Abstract:Due to the high cost of training, large model (LM) practitioners commonly use pretrained models downloaded from untrusted sources, which could lead to owning compromised models. In-context learning is the ability of LMs to perform multiple tasks depending on the prompt or context. This can enable new attacks, such as backdoor attacks with dynamic behavior depending on how models are prompted.
In this paper, we leverage the ability of vision transformers (ViTs) to perform different tasks depending on the prompts. Then, through data poisoning, we investigate two new threats: i) task-specific backdoors where the attacker chooses a target task to attack, and only the selected task is compromised at test time under the presence of the trigger. At the same time, any other task is not affected, even if prompted with the trigger. We succeeded in attacking every tested model, achieving up to 89.90\% degradation on the target task. ii) We generalize the attack, allowing the backdoor to affect \emph{any} task, even tasks unseen during the training phase. Our attack was successful on every tested model, achieving a maximum of $13\times$ degradation. Finally, we investigate the robustness of prompts and fine-tuning as techniques for removing the backdoors from the model. We found that these methods fall short and, in the best case, reduce the degradation from 89.90\% to 73.46\%.
What problem does this paper attempt to address?
The problem that this paper attempts to solve is the issue of injecting backdoor attacks during the in - context learning process in Vision Transformers (ViTs). Specifically, the paper explores how to utilize the ability of ViTs to perform different tasks based on context and, through data poisoning, investigates two new threats:
1. **Task - specific backdoor**: The attacker selects a target task to attack. During testing, only the selected task is compromised in the presence of a trigger, while other tasks are not affected even with the trigger. In the experiment, each test model was successfully attacked, with a performance drop of up to 89.90%.
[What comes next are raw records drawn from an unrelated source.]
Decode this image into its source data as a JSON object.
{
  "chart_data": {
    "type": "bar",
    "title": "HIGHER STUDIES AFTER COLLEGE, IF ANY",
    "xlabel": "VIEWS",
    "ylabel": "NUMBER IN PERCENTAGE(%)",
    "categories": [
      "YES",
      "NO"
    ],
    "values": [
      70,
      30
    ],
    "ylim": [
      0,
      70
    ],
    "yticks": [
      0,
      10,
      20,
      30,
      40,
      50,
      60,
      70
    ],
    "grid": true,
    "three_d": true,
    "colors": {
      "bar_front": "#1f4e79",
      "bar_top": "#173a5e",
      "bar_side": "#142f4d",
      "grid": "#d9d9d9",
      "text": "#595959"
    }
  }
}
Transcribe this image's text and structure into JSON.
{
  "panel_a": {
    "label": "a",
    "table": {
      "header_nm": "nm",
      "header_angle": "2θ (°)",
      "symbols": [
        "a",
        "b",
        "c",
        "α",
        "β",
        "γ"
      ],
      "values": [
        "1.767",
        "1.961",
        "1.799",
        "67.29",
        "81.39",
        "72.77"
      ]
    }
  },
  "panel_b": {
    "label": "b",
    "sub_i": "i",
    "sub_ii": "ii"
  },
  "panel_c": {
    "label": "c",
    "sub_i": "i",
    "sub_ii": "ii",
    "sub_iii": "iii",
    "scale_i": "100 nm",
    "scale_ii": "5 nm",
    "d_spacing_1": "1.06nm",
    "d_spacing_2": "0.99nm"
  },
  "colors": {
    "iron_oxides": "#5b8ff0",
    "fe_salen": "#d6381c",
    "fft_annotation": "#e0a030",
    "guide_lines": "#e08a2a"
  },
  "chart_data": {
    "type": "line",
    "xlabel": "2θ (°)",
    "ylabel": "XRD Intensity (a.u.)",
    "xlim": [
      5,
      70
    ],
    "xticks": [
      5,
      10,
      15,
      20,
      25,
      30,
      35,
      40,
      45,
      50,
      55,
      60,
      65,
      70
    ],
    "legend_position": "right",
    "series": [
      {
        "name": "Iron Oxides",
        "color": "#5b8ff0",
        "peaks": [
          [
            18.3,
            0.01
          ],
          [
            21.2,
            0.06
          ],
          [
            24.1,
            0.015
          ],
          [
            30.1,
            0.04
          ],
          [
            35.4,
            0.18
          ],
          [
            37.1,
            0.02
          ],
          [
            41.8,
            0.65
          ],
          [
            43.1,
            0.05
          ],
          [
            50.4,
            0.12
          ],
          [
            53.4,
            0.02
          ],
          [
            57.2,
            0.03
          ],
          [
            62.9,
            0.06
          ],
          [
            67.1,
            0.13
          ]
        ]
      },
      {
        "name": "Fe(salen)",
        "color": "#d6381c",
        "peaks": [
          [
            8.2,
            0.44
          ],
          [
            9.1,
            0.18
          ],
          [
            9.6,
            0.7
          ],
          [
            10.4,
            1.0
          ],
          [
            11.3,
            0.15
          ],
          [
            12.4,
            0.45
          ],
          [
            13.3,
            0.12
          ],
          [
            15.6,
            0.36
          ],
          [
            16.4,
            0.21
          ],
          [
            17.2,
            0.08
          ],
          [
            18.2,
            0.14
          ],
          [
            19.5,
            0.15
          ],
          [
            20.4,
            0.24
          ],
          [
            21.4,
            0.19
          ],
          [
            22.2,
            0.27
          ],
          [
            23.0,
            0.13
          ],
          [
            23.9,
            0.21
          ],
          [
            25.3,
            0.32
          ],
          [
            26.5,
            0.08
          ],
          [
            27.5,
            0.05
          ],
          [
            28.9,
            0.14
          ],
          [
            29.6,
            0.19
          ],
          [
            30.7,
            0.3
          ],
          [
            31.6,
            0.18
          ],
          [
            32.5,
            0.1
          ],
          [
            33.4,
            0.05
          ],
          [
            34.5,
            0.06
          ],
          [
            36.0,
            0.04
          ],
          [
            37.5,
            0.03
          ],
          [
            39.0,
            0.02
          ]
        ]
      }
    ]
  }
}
2. **Task - agnostic backdoor**: The attacker can make the backdoor affect any task, even tasks not seen during the training phase. This attack was successful on each test model, causing a maximum performance drop of 13 times.
In addition, the paper also explores the effectiveness of prompt engineering and fine - tuning as methods to remove backdoors in the model, but finds that these methods have limited effectiveness, being able to reduce the performance drop from 89.90% to 73.46% at most.
### Main contributions
1. **First study of in - context learning backdoor attacks in ViTs**: It shows how to dynamically execute malicious tasks based on context, which can be achieved with only 121 malicious samples, and can even target tasks not seen during testing.
2. **Propose new threat models**: Existing backdoor attack threat models are not applicable to in - context learning backdoors in ViTs, so the paper proposes a new threat model.
3. **Introduce new evaluation metrics**: Since existing metrics are not directly applicable to this new threat, the paper designs a new set of metrics to evaluate the effectiveness of the attack.
4. **Explore potential defense methods**: The effectiveness of prompt engineering and fine - tuning as defense means is studied, and the results show that traditional methods are not sufficient to deal with this new backdoor attack, emphasizing the need for specialized defense strategies.
### Background and challenges
- **Differences between MIM and traditional learning strategies**: MIM is a self - supervised learning method. The model learns by predicting the missing parts, which makes the backdoor in in - context learning different from the traditional computer vision backdoor.
- **Differences between classical backdoors and in - context learning backdoors**:
- **Task specificity**: Traditional backdoor attacks target specific tasks, while in - context learning backdoor attacks can select any task during inference.
- **Backdoor generalization**: There is no need to access the data of the target task. Poisoning a small task - specific data set can affect other unrelated tasks.
- **Need for new threat models**: Existing threat models are not applicable to backdoor attacks with unknown target tasks.
- **Need for new evaluation metrics**: The traditional Attack Success Rate (ASR) is no longer applicable, and new metrics are needed to evaluate the attack effect.
### Methods
- **Task - specific backdoor**: By injecting a trigger into specific task data and retraining the model, the model outputs a malicious task when it encounters the trigger during testing. For example, select the segmentation task as the attack target, add the trigger to the input image, and make the model output a completely green image.
- **Task - agnostic backdoor**: Through more extensive poisoning, make the backdoor affect any task, even unseen tasks.
In conclusion, this paper conducts an in - depth study of the mechanisms and defense methods of in - context learning backdoor attacks in ViTs, providing an important reference for future research.